Apple doesn’t give Arcade specific numbers – it is part of the larger “Services” umbrella, which also includes Apple Music and Apple TV+. That’s growing, quarterly and annually. Investment bankers JP Morgan have estimated that Apple Music and Apple Arcade are likely to have a combined subscriber base of about 180 million by 2025. Of this, close to 110 million users will be for Apple Music, and 70 million for Arcade.

Apple just doesn’t have serious rivals for Arcade. Microsoft’s cloud gaming, called Xbox Cloud Gaming, clocked 20 million users at the end of the September quarter. This also works on iPhones and Android phones, as well as Windows laptops. The challenge is, it still isn’t available in all countries, including India.

Netflix, the most popular streaming platform globally, has spent the last year carefully ramping up its gaming efforts. Still not big enough to be considered worth spinning off into a separate app (games reside within the Netflix app on Android and iPhone. Netflix plans to expand the library to about 50 titles by the end of the year.

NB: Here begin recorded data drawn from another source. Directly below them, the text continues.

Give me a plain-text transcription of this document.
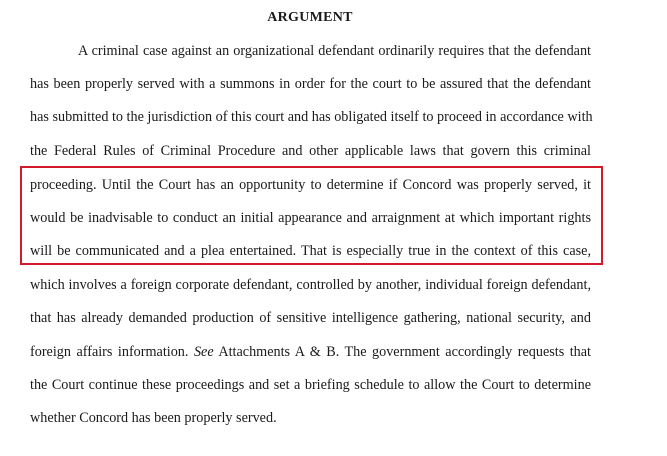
ARGUMENT
A criminal case against an organizational defendant ordinarily requires that the defendant
has been properly served with a summons in order for the court to be assured that the defendant
has submitted to the jurisdiction of this court and has obligated itself to proceed in accordance with
the Federal Rules of Criminal Procedure and other applicable laws that govern this criminal
proceeding. Until the Court has an opportunity to determine if Concord was properly served, it
would be inadvisable to conduct an initial appearance and arraignment at which important rights
will be communicated and a plea entertained. That is especially true in the context of this case,
which involves a foreign corporate defendant, controlled by another, individual foreign defendant,
that has already demanded production of sensitive intelligence gathering, national security, and
foreign affairs information. See Attachments A & B. The government accordingly requests that
the Court continue these proceedings and set a briefing schedule to allow the Court to determine
whether Concord has been properly served.
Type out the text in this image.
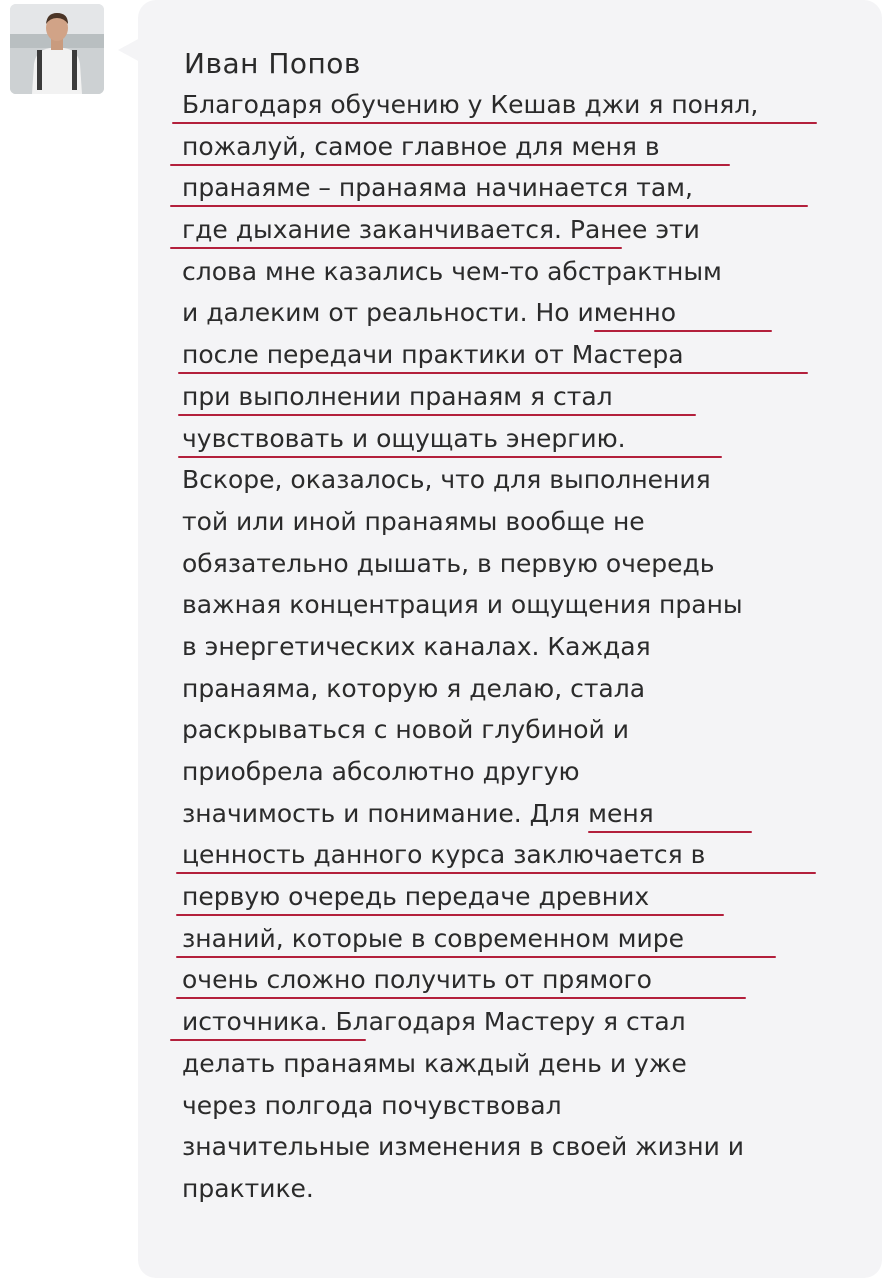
Иван Попов
Благодаря обучению у Кешав джи я понял,
пожалуй, самое главное для меня в
пранаяме – пранаяма начинается там,
где дыхание заканчивается. Ранее эти
слова мне казались чем-то абстрактным
и далеким от реальности. Но именно
после передачи практики от Мастера
при выполнении пранаям я стал
чувствовать и ощущать энергию.
Вскоре, оказалось, что для выполнения
той или иной пранаямы вообще не
обязательно дышать, в первую очередь
важная концентрация и ощущения праны
в энергетических каналах. Каждая
пранаяма, которую я делаю, стала
раскрываться с новой глубиной и
приобрела абсолютно другую
значимость и понимание. Для меня
ценность данного курса заключается в
первую очередь передаче древних
знаний, которые в современном мире
очень сложно получить от прямого
источника. Благодаря Мастеру я стал
делать пранаямы каждый день и уже
через полгода почувствовал
значительные изменения в своей жизни и
практике.
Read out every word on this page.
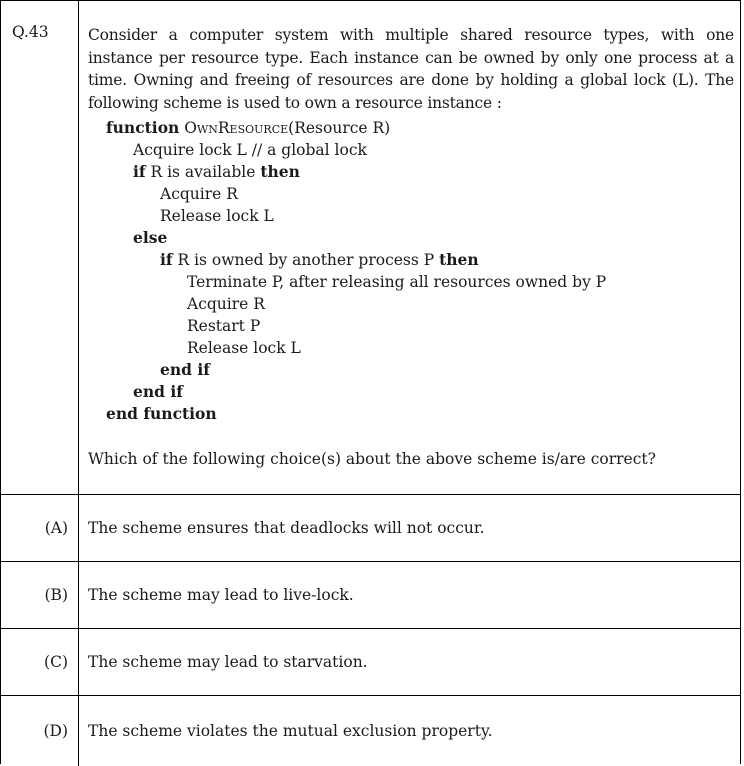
Q.43	Consider a computer system with multiple shared resource types, with one instance per resource type. Each instance can be owned by only one process at a time. Owning and freeing of resources are done by holding a global lock (L). The following scheme is used to own a resource instance :
function OwnResource(Resource R)
Acquire lock L // a global lock
if R is available then
Acquire R
Release lock L
else
if R is owned by another process P then
Terminate P, after releasing all resources owned by P
Acquire R
Restart P
Release lock L
end if
end if
end function
Which of the following choice(s) about the above scheme is/are correct?
(A)	The scheme ensures that deadlocks will not occur.
(B)	The scheme may lead to live-lock.
(C)	The scheme may lead to starvation.
(D)	The scheme violates the mutual exclusion property.
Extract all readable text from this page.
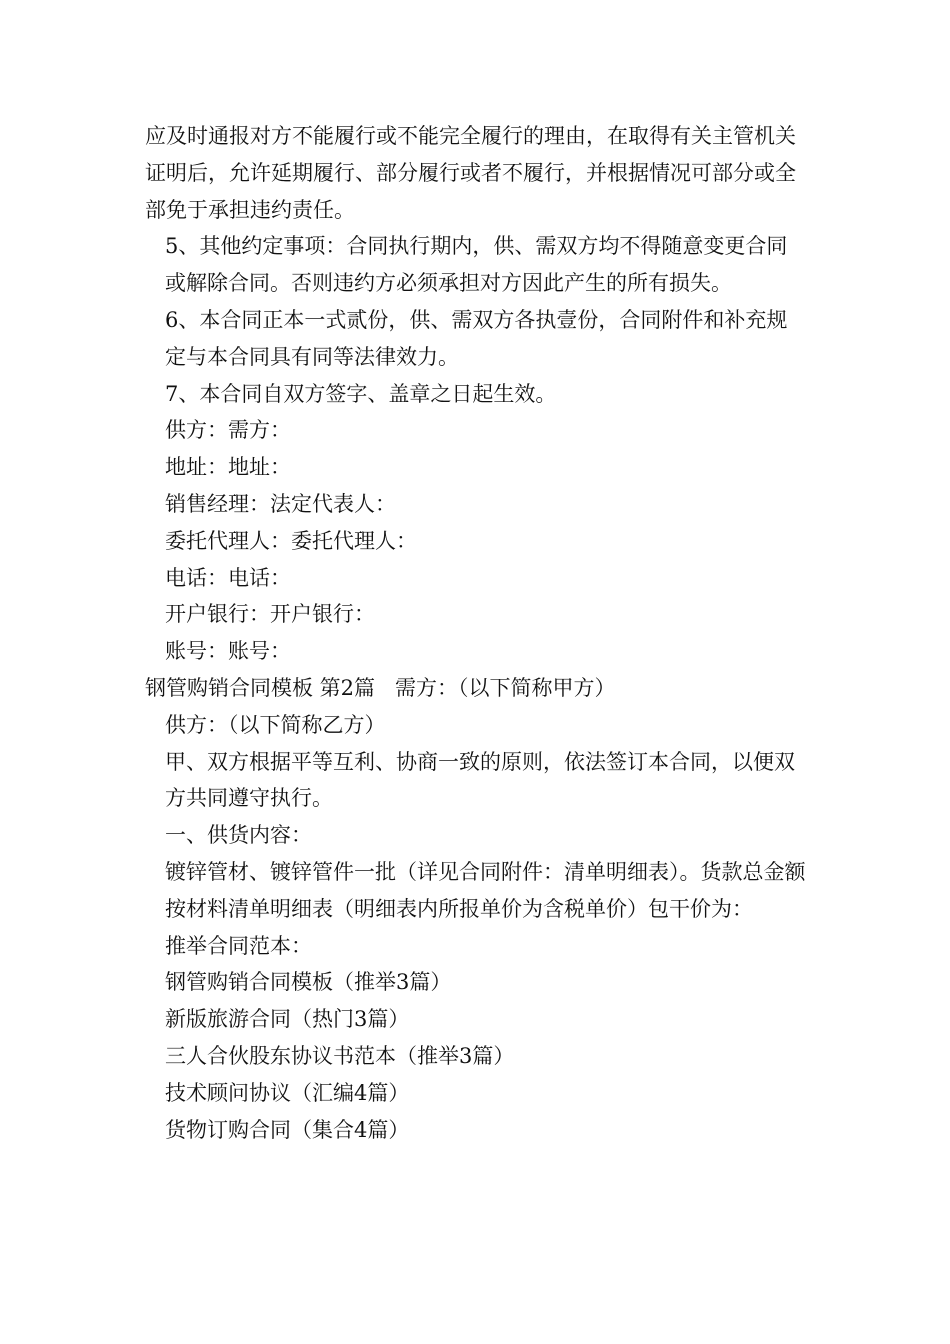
应及时通报对方不能履行或不能完全履行的理由，在取得有关主管机关证明后，允许延期履行、部分履行或者不履行，并根据情况可部分或全部免于承担违约责任。

5、其他约定事项：合同执行期内，供、需双方均不得随意变更合同或解除合同。否则违约方必须承担对方因此产生的所有损失。

6、本合同正本一式贰份，供、需双方各执壹份，合同附件和补充规定与本合同具有同等法律效力。

7、本合同自双方签字、盖章之日起生效。

供方：需方：

地址：地址：

销售经理：法定代表人：

委托代理人：委托代理人：

电话：电话：

开户银行：开户银行：

账号：账号：

钢管购销合同模板 第2篇 需方：（以下简称甲方）

供方：（以下简称乙方）

甲、双方根据平等互利、协商一致的原则，依法签订本合同，以便双方共同遵守执行。

一、供货内容：

镀锌管材、镀锌管件一批（详见合同附件：清单明细表）。货款总金额按材料清单明细表（明细表内所报单价为含税单价）包干价为：

推举合同范本：

钢管购销合同模板（推举3篇）

新版旅游合同（热门3篇）

三人合伙股东协议书范本（推举3篇）

技术顾问协议（汇编4篇）

货物订购合同（集合4篇）
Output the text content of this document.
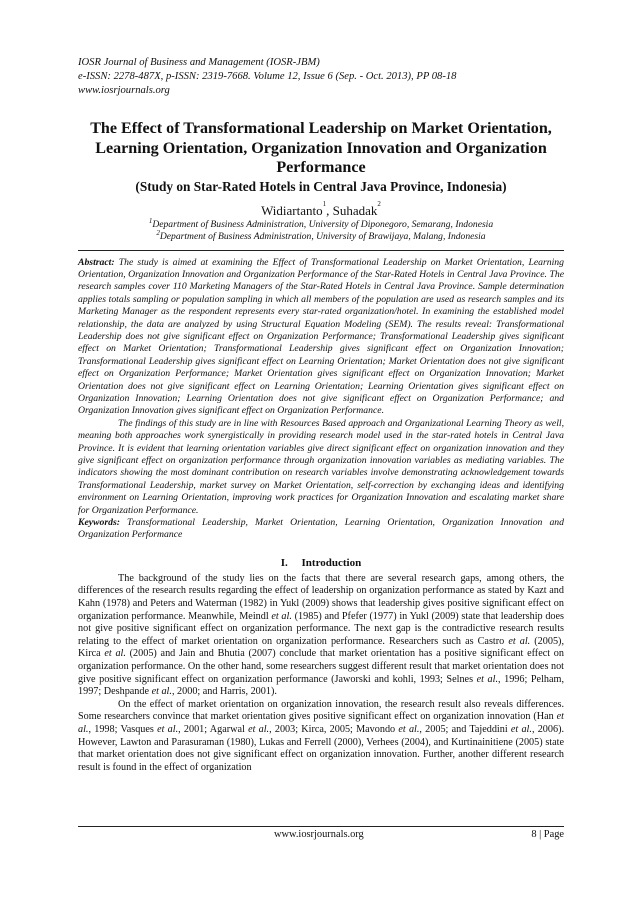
IOSR Journal of Business and Management (IOSR-JBM)
e-ISSN: 2278-487X, p-ISSN: 2319-7668. Volume 12, Issue 6 (Sep. - Oct. 2013), PP 08-18
www.iosrjournals.org
The Effect of Transformational Leadership on Market Orientation, Learning Orientation, Organization Innovation and Organization Performance
(Study on Star-Rated Hotels in Central Java Province, Indonesia)
Widiartanto$^1$, Suhadak$^2$
$^1$Department of Business Administration, University of Diponegoro, Semarang, Indonesia
$^2$Department of Business Administration, University of Brawijaya, Malang, Indonesia

Abstract: The study is aimed at examining the Effect of Transformational Leadership on Market Orientation, Learning Orientation, Organization Innovation and Organization Performance of the Star-Rated Hotels in Central Java Province. The research samples cover 110 Marketing Managers of the Star-Rated Hotels in Central Java Province. Sample determination applies totals sampling or population sampling in which all members of the population are used as research samples and its Marketing Manager as the respondent represents every star-rated organization/hotel. In examining the established model relationship, the data are analyzed by using Structural Equation Modeling (SEM). The results reveal: Transformational Leadership does not give significant effect on Organization Performance; Transformational Leadership gives significant effect on Market Orientation; Transformational Leadership gives significant effect on Organization Innovation; Transformational Leadership gives significant effect on Learning Orientation; Market Orientation does not give significant effect on Organization Performance; Market Orientation gives significant effect on Organization Innovation; Market Orientation does not give significant effect on Learning Orientation; Learning Orientation gives significant effect on Organization Innovation; Learning Orientation does not give significant effect on Organization Performance; and Organization Innovation gives significant effect on Organization Performance.

The findings of this study are in line with Resources Based approach and Organizational Learning Theory as well, meaning both approaches work synergistically in providing research model used in the star-rated hotels in Central Java Province. It is evident that learning orientation variables give direct significant effect on organization innovation and they give significant effect on organization performance through organization innovation variables as mediating variables. The indicators showing the most dominant contribution on research variables involve demonstrating acknowledgement towards Transformational Leadership, market survey on Market Orientation, self-correction by exchanging ideas and identifying environment on Learning Orientation, improving work practices for Organization Innovation and escalating market share for Organization Performance.

Keywords: Transformational Leadership, Market Orientation, Learning Orientation, Organization Innovation and Organization Performance

I. Introduction

The background of the study lies on the facts that there are several research gaps, among others, the differences of the research results regarding the effect of leadership on organization performance as stated by Kazt and Kahn (1978) and Peters and Waterman (1982) in Yukl (2009) shows that leadership gives positive significant effect on organization performance. Meanwhile, Meindl et al. (1985) and Pfefer (1977) in Yukl (2009) state that leadership does not give positive significant effect on organization performance. The next gap is the contradictive research results relating to the effect of market orientation on organization performance. Researchers such as Castro et al. (2005), Kirca et al. (2005) and Jain and Bhutia (2007) conclude that market orientation has a positive significant effect on organization performance. On the other hand, some researchers suggest different result that market orientation does not give positive significant effect on organization performance (Jaworski and kohli, 1993; Selnes et al., 1996; Pelham, 1997; Deshpande et al., 2000; and Harris, 2001).

On the effect of market orientation on organization innovation, the research result also reveals differences. Some researchers convince that market orientation gives positive significant effect on organization innovation (Han et al., 1998; Vasques et al., 2001; Agarwal et al., 2003; Kirca, 2005; Mavondo et al., 2005; and Tajeddini et al., 2006). However, Lawton and Parasuraman (1980), Lukas and Ferrell (2000), Verhees (2004), and Kurtinainitiene (2005) state that market orientation does not give significant effect on organization innovation. Further, another different research result is found in the effect of organization

www.iosrjournals.org	8 | Page
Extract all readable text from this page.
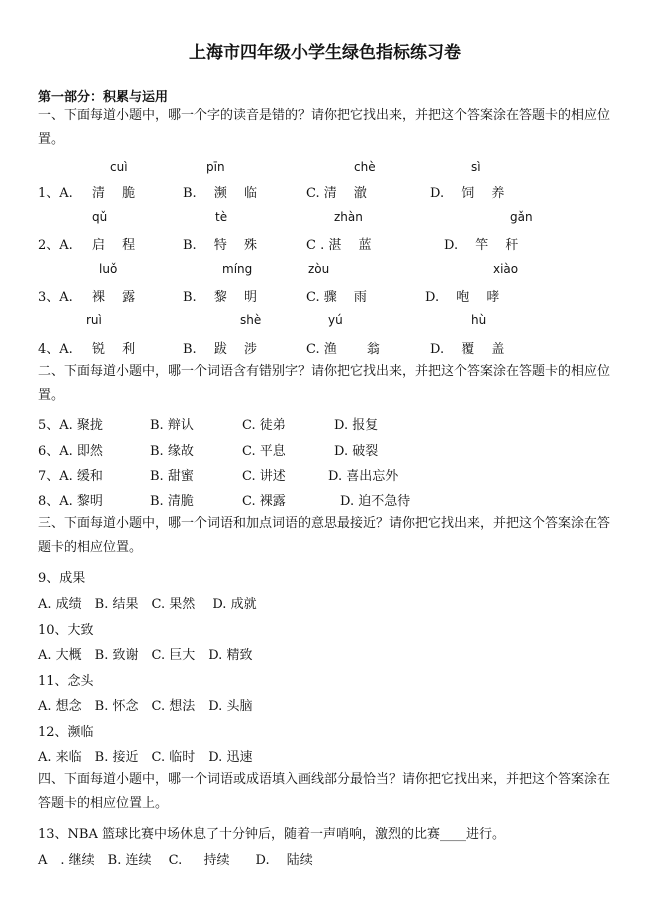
上海市四年级小学生绿色指标练习卷
第一部分：积累与运用
一、下面每道小题中，哪一个字的读音是错的？请你把它找出来，并把这个答案涂在答题卡的相应位置。
cuì	pīn	chè	sì
1、A. 清　 脆	B.　 濒　 临	C. 清　 澈	D.　 饲　 养
qǔ	tè	zhàn	gǎn
2、A. 启　 程	B.　 特　 殊	C . 湛　 蓝	D.　 竿　 秆
luǒ	míng	zòu	xiào
3、A. 裸　 露	B.　 黎　 明	C. 骤　 雨	D.　 咆　 哮
ruì	shè	yú	hù
4、A. 锐　 利	B.　 跋　 涉	C. 渔　 　翁	D.　 覆　 盖
二、下面每道小题中，哪一个词语含有错别字？请你把它找出来，并把这个答案涂在答题卡的相应位置。
5、A. 聚拢	B. 辩认	C. 徒弟	D. 报复
6、A. 即然	B. 缘故	C. 平息	D. 破裂
7、A. 缓和	B. 甜蜜	C. 讲述	D. 喜出忘外
8、A. 黎明	B. 清脆	C. 裸露	D. 迫不急待
三、下面每道小题中，哪一个词语和加点词语的意思最接近？请你把它找出来，并把这个答案涂在答题卡的相应位置。
9、成果
A. 成绩　B. 结果　C. 果然　 D. 成就
10、大致
A. 大概　B. 致谢　C. 巨大　D. 精致
11、念头
A. 想念　B. 怀念　C. 想法　D. 头脑
12、濒临
A. 来临　B. 接近　C. 临时　D. 迅速
四、下面每道小题中，哪一个词语或成语填入画线部分最恰当？请你把它找出来，并把这个答案涂在答题卡的相应位置上。
13、NBA 篮球比赛中场休息了十分钟后，随着一声哨响，激烈的比赛____进行。
A　. 继续　B. 连续　 C. 　 持续　　D. 　陆续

The uptake has been slow. Analytics firm Apptopia indicates Netflix’s games have been downloaded about 23 million times and that translates into an average daily audience of about 1.7 million users. This pales into insignificance, when inevitably weighed against Netflix’s 221 million or so subscribers globally, for its core streaming service.

It started out with about 100 games a couple of years ago, and the library of the buffer is now more than 200 titles. The advantage, a single subscription (its 99 per month standalone; bundles with Apple One also are an option) gives you a plethora of games. And no in-app purchases needed. No requirement to pay separately for downloading games.

That’s one way of sidestepping the freemium model, which is increasingly common (and equally irritating), in games. Secondly, you won’t end up with a surprisingly large credit card bill at the end of the month. Lastly, there are no in-game advertisements. All these advantages should work for the younger gaming audience too. Particularly the insulation from dodgy advertising.